Penn GSE community finds inspiration in the legacy of Civil Rights pioneer Robert Parris Moses at One Book, One GSE event

November 12, 2021
Two people talking

What is our role in supporting schools and communities to address persistent inequities? And how can lessons from the Civil Rights Movement inform our approach to those problems?

These are among the questions that Penn GSE students, faculty and staff discussed at the School’s 2nd annual One Book, One GSE event on November 10. The book at the center of these conversations, Radical Equations: Math Literacy and Civil Rights, chronicles Robert P. Moses’ work as a Civil Rights activist and math educator.

Moses pioneered voter registration efforts in the 1960s and later created the Algebra Project, designed to help African American students succeed in math, a skill he deemed crucial for full citizenship as the U.S. shifted to a knowledge-based economy.

GSE community members gathered in small groups on campus and online to discuss Moses' legacy and how it connects with their work as teachers, researchers, and education leaders. The conversations, facilitated by staff and faculty volunteers, were an opportunity to increase racial literacy, spur ideas on how to put knowledge into action, and build stronger connections across the school.

Finding a central cause

Members of the Penn GSE community gathered in person and online to discuss Robert Moses' Radical Equations  for One Book, One GSE.

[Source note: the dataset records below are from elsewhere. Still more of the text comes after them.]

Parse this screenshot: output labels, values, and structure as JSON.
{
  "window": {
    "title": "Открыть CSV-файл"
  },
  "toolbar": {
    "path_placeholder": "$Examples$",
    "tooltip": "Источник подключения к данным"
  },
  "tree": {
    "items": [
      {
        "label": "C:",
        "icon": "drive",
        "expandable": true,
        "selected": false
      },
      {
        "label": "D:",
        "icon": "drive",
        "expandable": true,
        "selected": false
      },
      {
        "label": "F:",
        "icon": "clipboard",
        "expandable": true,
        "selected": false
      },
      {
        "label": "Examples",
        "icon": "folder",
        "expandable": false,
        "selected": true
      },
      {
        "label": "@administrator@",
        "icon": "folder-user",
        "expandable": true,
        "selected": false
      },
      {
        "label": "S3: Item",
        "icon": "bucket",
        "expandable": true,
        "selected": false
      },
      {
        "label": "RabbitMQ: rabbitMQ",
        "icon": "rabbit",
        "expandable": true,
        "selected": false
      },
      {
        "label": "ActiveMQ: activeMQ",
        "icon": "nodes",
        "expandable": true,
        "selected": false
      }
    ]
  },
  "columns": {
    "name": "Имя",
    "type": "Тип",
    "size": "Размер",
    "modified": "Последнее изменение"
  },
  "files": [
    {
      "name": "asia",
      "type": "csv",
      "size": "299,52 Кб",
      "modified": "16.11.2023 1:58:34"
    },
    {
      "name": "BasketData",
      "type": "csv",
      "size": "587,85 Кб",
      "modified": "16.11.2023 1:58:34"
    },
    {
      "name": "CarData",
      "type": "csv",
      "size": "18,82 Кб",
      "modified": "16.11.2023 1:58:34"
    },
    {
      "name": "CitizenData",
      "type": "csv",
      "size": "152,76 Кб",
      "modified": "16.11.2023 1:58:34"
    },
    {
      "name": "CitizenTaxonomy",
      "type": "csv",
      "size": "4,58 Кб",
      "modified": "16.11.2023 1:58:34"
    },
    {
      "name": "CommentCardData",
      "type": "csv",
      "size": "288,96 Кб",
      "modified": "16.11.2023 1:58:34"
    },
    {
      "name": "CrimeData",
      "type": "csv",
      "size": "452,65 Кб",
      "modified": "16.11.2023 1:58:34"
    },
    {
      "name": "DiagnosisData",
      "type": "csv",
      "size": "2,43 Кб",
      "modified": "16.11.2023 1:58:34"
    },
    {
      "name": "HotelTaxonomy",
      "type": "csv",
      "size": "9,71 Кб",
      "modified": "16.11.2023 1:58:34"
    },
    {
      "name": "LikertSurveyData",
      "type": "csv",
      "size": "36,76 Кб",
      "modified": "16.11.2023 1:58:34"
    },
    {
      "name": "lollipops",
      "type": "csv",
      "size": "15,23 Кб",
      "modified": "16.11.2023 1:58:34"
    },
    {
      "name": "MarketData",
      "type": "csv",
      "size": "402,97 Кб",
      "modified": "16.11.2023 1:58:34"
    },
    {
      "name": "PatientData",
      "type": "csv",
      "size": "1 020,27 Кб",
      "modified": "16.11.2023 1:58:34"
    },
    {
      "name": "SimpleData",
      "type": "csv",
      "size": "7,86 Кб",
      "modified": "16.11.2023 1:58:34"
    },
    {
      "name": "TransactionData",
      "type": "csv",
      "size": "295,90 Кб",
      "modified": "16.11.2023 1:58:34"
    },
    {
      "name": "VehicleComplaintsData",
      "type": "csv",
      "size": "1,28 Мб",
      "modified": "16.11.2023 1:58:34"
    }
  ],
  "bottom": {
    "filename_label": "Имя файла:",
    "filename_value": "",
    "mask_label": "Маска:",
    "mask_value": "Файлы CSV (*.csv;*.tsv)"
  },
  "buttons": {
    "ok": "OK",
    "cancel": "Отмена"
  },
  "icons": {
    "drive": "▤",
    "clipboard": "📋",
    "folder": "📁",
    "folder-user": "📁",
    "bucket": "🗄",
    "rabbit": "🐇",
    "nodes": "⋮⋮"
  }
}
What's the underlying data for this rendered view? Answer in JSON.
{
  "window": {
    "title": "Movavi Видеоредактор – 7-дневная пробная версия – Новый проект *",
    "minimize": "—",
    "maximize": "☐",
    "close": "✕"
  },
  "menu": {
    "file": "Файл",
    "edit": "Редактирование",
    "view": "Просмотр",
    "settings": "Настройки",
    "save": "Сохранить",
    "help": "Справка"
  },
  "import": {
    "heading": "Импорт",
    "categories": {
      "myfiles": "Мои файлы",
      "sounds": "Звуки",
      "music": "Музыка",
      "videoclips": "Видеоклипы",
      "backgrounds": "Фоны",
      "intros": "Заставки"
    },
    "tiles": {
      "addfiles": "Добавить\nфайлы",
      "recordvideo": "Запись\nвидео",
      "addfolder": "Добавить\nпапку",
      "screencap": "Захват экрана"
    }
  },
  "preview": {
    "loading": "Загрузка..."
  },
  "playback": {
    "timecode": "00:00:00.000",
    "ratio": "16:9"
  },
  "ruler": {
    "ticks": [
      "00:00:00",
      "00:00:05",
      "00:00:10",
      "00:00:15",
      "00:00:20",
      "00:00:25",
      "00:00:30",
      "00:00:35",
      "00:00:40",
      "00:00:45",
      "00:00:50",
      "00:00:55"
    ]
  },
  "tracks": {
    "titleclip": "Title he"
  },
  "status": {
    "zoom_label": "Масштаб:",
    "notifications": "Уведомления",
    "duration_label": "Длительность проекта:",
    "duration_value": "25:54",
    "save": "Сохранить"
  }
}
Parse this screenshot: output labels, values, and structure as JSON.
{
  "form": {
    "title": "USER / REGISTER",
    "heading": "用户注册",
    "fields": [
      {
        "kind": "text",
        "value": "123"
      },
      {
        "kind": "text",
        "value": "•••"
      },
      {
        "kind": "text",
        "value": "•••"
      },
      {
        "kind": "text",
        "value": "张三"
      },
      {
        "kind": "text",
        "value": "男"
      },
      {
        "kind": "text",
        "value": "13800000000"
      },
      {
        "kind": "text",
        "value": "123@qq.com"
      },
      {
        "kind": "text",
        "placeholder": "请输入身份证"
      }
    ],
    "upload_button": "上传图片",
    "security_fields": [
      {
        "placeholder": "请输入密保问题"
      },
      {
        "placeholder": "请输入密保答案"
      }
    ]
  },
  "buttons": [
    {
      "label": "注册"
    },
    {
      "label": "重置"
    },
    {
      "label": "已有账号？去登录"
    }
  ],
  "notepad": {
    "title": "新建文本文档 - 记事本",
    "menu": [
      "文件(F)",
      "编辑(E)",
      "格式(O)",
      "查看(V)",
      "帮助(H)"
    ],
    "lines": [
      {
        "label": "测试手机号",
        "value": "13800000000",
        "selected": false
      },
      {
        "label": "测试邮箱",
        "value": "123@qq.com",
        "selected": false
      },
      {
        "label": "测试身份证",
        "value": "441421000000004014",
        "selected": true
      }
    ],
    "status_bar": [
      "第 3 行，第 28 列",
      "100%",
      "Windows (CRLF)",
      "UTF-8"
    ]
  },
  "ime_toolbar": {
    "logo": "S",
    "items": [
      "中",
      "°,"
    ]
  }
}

In connecting Moses’ experiences to her own work with the Responsive Math Teaching Project at GSE, Dr. Joy Anderson Davis found inspiration in Moses’ efforts to identify a central cause around which people can organize.

“Our work involves supporting classroom teachers, and we’ve spent a lot of time in classrooms talking to teachers and students,” said Anderson. One of her team’s current goals is to partner directly with parents and caregivers, she explained, to better understand the experiences and needs of parents in their efforts to support their children's math learning.

“What Moses said about finding an issue that everyone can hang their hats on –  identifying rather than creating a cause – really resonated with me. I keep asking myself, 'What is the shared cause around which we can mobilize?’”

Making it real for kids

For Danielle Roof, a master’s student in Penn GSE’s Teaching, Learning, and Leadership program, one passage from Radical Equations rang especially true from her experience as a social studies teacher. The passage describes Moses’ sense that teenagers, when thinking about the Civil Rights movement, often “lump everyone from the first African enslaved in America through Martin Luther King Jr. as living at the same time.”

This observation prompted Roof to think about ways that she could breathe life into activists like MLK, Fannie Lou Hamer, and Robert Moses. “How can we use their histories to get kids to engage more deeply in the past, and to see how the past connects with their lives today?” she asked.

Keeping Moses’ legacy alive

Moses, who died this summer at age 86, delivered the keynote address at Penn GSE’s 2017 commencement ceremony, where he also received an honorary Penn degree.

“One of the high points of my tenure as Dean was the opportunity to meet Bob Moses at our commencement and to witness the power of his voice, his courage, and his deep commitment to education as a civil right,” said Penn GSE Dean Pam Grossman.

“As we mourn his loss, we can continue to learn from his life’s work and to hear his singular voice reverberating through his words.”